Although EPA tightened the public health standard, also known as the primary standard, for ozone to 0.075 parts per million (ppm), down from 0.084 ppm, the agency did not go as far as its scientific advisors had recommended. EPA's Clean Air Science Advisory Committee recommended the standard be set somewhere between 0.060 ppm and 0.070 ppm. Other advisory committees and countless independent scientists also recommended a standard lower than the one adopted.
Because the Clean Air Act requires EPA to set the standard for ozone based solely on the best scientific evidence available, the decision to set the standard outside the recommended range puts the standard on shaky legal footing.
The public welfare standard, also known as the secondary standard, is on even shakier footing.

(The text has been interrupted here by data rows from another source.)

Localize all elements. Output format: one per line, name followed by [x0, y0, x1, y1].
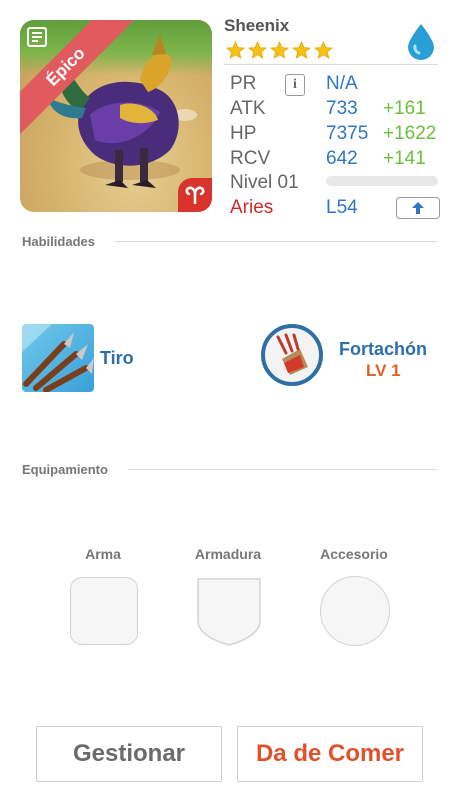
star-icon	[314, 41, 333, 59]
atk-value: 733	[326, 98, 358, 119]
zodiac-level: L54	[326, 197, 358, 218]
rcv-value: 642	[326, 148, 358, 169]
hp-bonus: +1622	[383, 123, 437, 144]
document-icon[interactable]	[26, 26, 48, 48]
rcv-bonus: +141	[383, 148, 426, 169]
star-rating	[226, 41, 333, 61]
star-icon	[248, 41, 267, 59]
abilities-divider	[115, 241, 437, 242]
claw-shield-icon[interactable]	[260, 323, 324, 387]
abilities-title: Habilidades	[22, 234, 95, 249]
hp-label: HP	[230, 123, 257, 144]
manage-button[interactable]: Gestionar	[36, 726, 222, 782]
equipment-divider	[128, 469, 437, 470]
accessory-label: Accesorio	[320, 546, 388, 562]
accessory-slot[interactable]	[320, 576, 390, 646]
active-skill-name[interactable]: Tiro	[100, 348, 134, 369]
info-icon[interactable]: i	[285, 74, 305, 96]
zodiac-label: Aries	[230, 197, 274, 218]
rcv-label: RCV	[230, 148, 271, 169]
arrow-up-icon	[412, 202, 424, 214]
atk-bonus: +161	[383, 98, 426, 119]
pr-label: PR	[230, 73, 257, 94]
passive-skill-level: LV 1	[366, 361, 401, 380]
star-icon	[226, 41, 245, 59]
water-drop-icon	[408, 24, 434, 60]
star-icon	[292, 41, 311, 59]
atk-label: ATK	[230, 98, 266, 119]
weapon-label: Arma	[85, 546, 121, 562]
armor-slot[interactable]	[194, 575, 264, 647]
hp-value: 7375	[326, 123, 369, 144]
armor-label: Armadura	[194, 546, 262, 562]
upgrade-button[interactable]	[396, 197, 440, 219]
level-label: Nivel 01	[230, 172, 299, 193]
monster-portrait: Épico	[20, 20, 212, 212]
monster-name: Sheenix	[224, 16, 290, 35]
arrows-icon[interactable]	[22, 324, 94, 392]
experience-bar	[326, 176, 438, 186]
equipment-title: Equipamiento	[22, 462, 108, 477]
passive-skill-name[interactable]: Fortachón	[339, 339, 427, 360]
star-icon	[270, 41, 289, 59]
header-divider	[224, 64, 438, 65]
pr-value: N/A	[326, 73, 358, 94]
feed-button[interactable]: Da de Comer	[237, 726, 423, 782]
weapon-slot[interactable]	[70, 577, 138, 645]
aries-icon	[178, 178, 212, 212]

EPA decided to set the secondary standard identical to the primary standard, instead of adopting a separate standard tailored for the summer months when ozone levels are at their highest.
The problem is, both EPA scientists, policymakers, and administrator Stephen Johnson wanted the summer standard because science shows that sensitive trees and plants could benefit. The White House Office of Management and Budget disagreed, and President Bush was brought in to arbitrate the dispute. Bush ultimately came down on the side of OMB.
Bush and OMB paid no mind to the Clean Air Act, which requires EPA set a standard to protect public welfare if necessary and which invests in the EPA administrator, not the president, the power to make clean air decisions. (More on that here.)
If the courts tell EPA they need to set a separate secondary standard, the decision will be a stinging rebuke to Bush's intervention and a forewarning to future presidents. We don't know why the White House opposed a separate secondary standard. Maybe it was funneling the concerns of industry. Maybe it was exercising its ideological opposition to environmental regulation. Maybe neither. Maybe both.
Regardless of the rationale, a decision in favor of a separate standard will send a clear message for this and other rulemakings: A president's personal views do not trump the plain language of federal law.
The organizations filing the suit are the American Lung Association, Natural Resources Defense Council, Environmental Defense Fund, National Parks Conservation Association, and Appalachian Mountain Club. They will be represented by Earthjustice, a nonprofit, environmental law firm.